04 March 2010

writing: it's what i do.

After spending approximately four minutes reading the Wikipedia article on dalmatians, I, unrelated, decided it was about time I post what I actually write to th'blog. Which isn't blogging. I've only got a couple months left of undergrad, which means only two months left of somebody handing me clever exercises to keep me regularly writing. I'll post some of the one pagers from my Creative Nonfiction course.

The following exercise was simply to describe a place that suggests a story. Enjoy:

What is that song?

The usual sounds were there -- Voices figuring out if they needed the Northern Line or Piccadilly Line [an American couple deciding upon the Black line rather than the Blue line], voices competing over who was more pissed last night [Richard or Rodge?], voices considering which show to go see tonight [always insulting choices -- Wicked or We Will Rock You or Mamma Mia--]

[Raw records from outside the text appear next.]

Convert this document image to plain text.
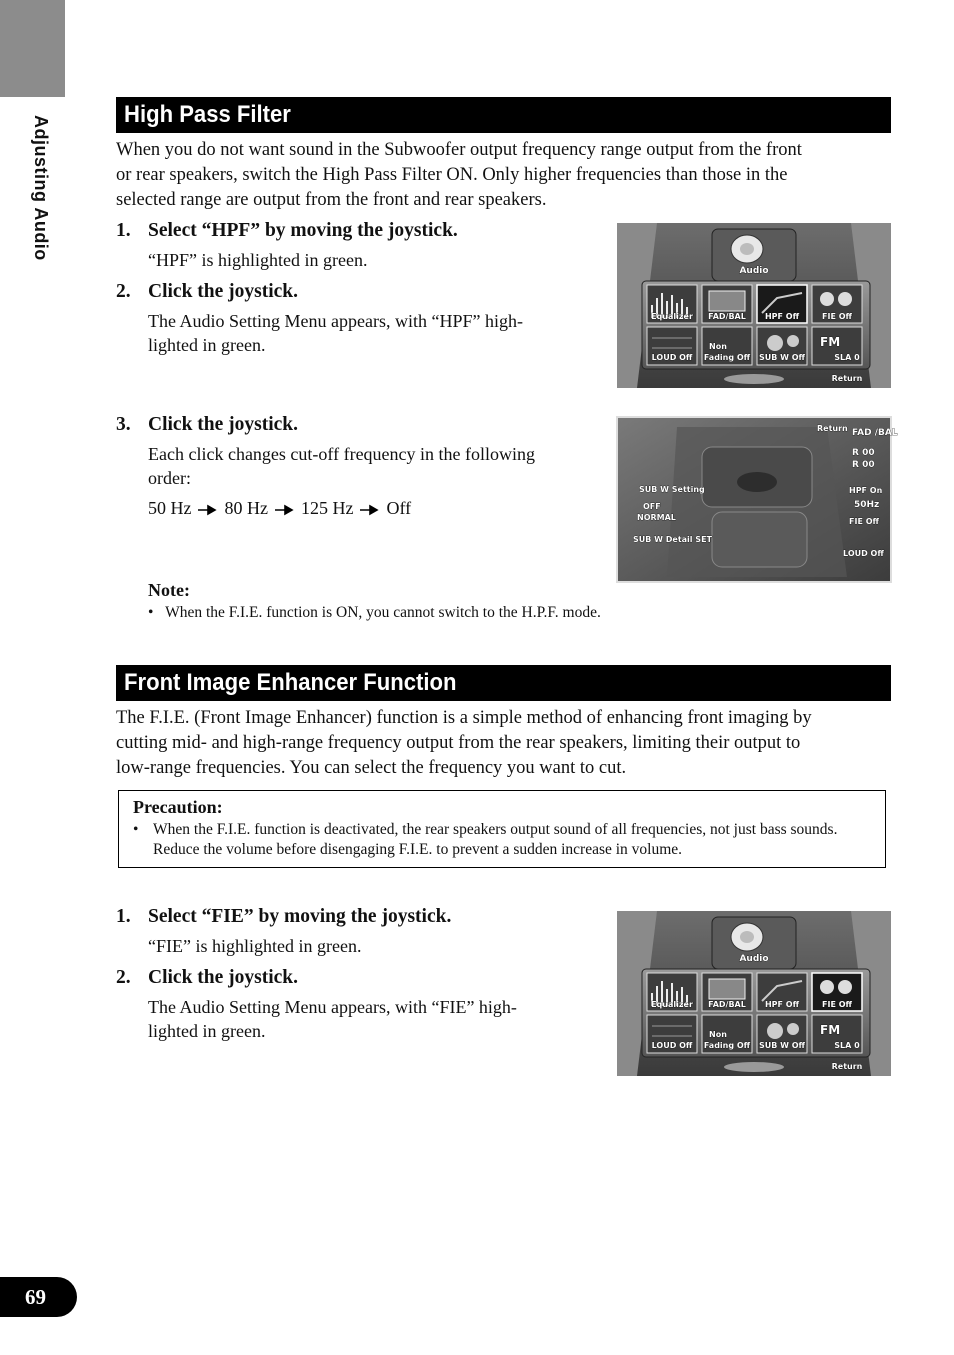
Adjusting Audio
High Pass Filter

When you do not want sound in the Subwoofer output frequency range output from the front
or rear speakers, switch the High Pass Filter ON. Only higher frequencies than those in the
selected range are output from the front and rear speakers.

1. Select “HPF” by moving the joystick.

“HPF” is highlighted in green.

2. Click the joystick.

The Audio Setting Menu appears, with “HPF” high-
lighted in green.

3. Click the joystick.

Each click changes cut-off frequency in the following
order:

50 Hz 80 Hz 125 Hz Off

Note:

• When the F.I.E. function is ON, you cannot switch to the H.P.F. mode.

Audio
Equalizer FAD/BAL HPF Off	FIE Off
LOUD Off
Non
Fading Off SUB W Off
FM
SLA 0
Return
Return FAD /BAL
R 00
R 00
HPF On
50Hz
FIE Off
LOUD Off
SUB W Setting
OFF
NORMAL
SUB W Detail SET
Front Image Enhancer Function

The F.I.E. (Front Image Enhancer) function is a simple method of enhancing front imaging by
cutting mid- and high-range frequency output from the rear speakers, limiting their output to
low-range frequencies. You can select the frequency you want to cut.

Precaution:
• When the F.I.E. function is deactivated, the rear speakers output sound of all frequencies, not just bass sounds. Reduce the volume before disengaging F.I.E. to prevent a sudden increase in volume.

1. Select “FIE” by moving the joystick.

“FIE” is highlighted in green.

2. Click the joystick.

The Audio Setting Menu appears, with “FIE” high-
lighted in green.

Audio
Equalizer FAD/BAL HPF Off	FIE Off
LOUD Off
Non
Fading Off SUB W Off
FM
SLA 0
Return
69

That's it! It's 'Dancing Queen.' He's playing Dancing Queen.

No one riding the tubescalator -- The escalator, that is -- Had ever seen the guy play anything quite as melodically complex as 'Dancing Queen' before. Anyone staring down, angled at him, were staring into his bucket -- Because unlike the other buskers who all used the case their instruments came and went in, he used a blue twelve-gallon bucket, like one a horse would drink out of. How a vacuum cleaner saxophone playing robot thought he would ever make twelve gallons of loose 5p coins was absolutely ludicrous. It is this realisation alone that would make twelve people go by completely looking away -- And it is difficult to look away from a vacuum cleaner robot that is playing "Dancing Queen" on a vacuum cleaner saxophone.

The tubescalator seemed to move extra slow. It is around the end of the day and the beginning of the evening -- Not the night, but the evening, specifically -- That this appears to happen. It doesn't actually move any slower. There is probably, or maybe, no way of controlling the speed of the tubescalator, but when it is so completely filled with tourists who haven't been warned of the law about standing to the right and letting others pass -- That pulling out your excessively large Tube map completely last minute or finding your souvenir Tube map thong you just shamelessly purchased -- is not nearly as important as other people getting to where they need to go -- This is the pride and joy of the London transport system -- A seamless flow.

Without a seamless flow, life is harder to observe on account of building frustration. The big Leicester Square roundel looms overhead -- The legendary red circle with the horizontal blue bar with white text reading either 'Underground' or whatever station it is ornamenting. If the miners had such a simple, soothing logo such as this reading 'Underground,' the idea of that word may have not been filled with such anxiety. A seamless flow.

On the walls, lining the tubescalator, are rectangles -- Approximately twelve inch by eighteen inch rectangles. They're usually filled with ads, often for plays and shows going on, often for travel, and even more often for Virgin gym. They were not filled with ads then, but were instead filled with morose, pleading faces of frustration -- Faces that were still able to feel complete narcissism despite the congestion. The space looked so dark in the rectangles -- And the world seemed to move even slower. Nearing the end of the moving stairs, finally able to maybe break free of the backed up humans, five people struggled in woolen pockets for change. Maybe the vacuum cleaner saxophone playing robot needed some after all. Only he could make "Dancing Queen" last what seemed like forever. And when a seamless flow of people heads down a brightly lit white hallway into a stream of building heat, it was probably a good time to empty heavy pockets.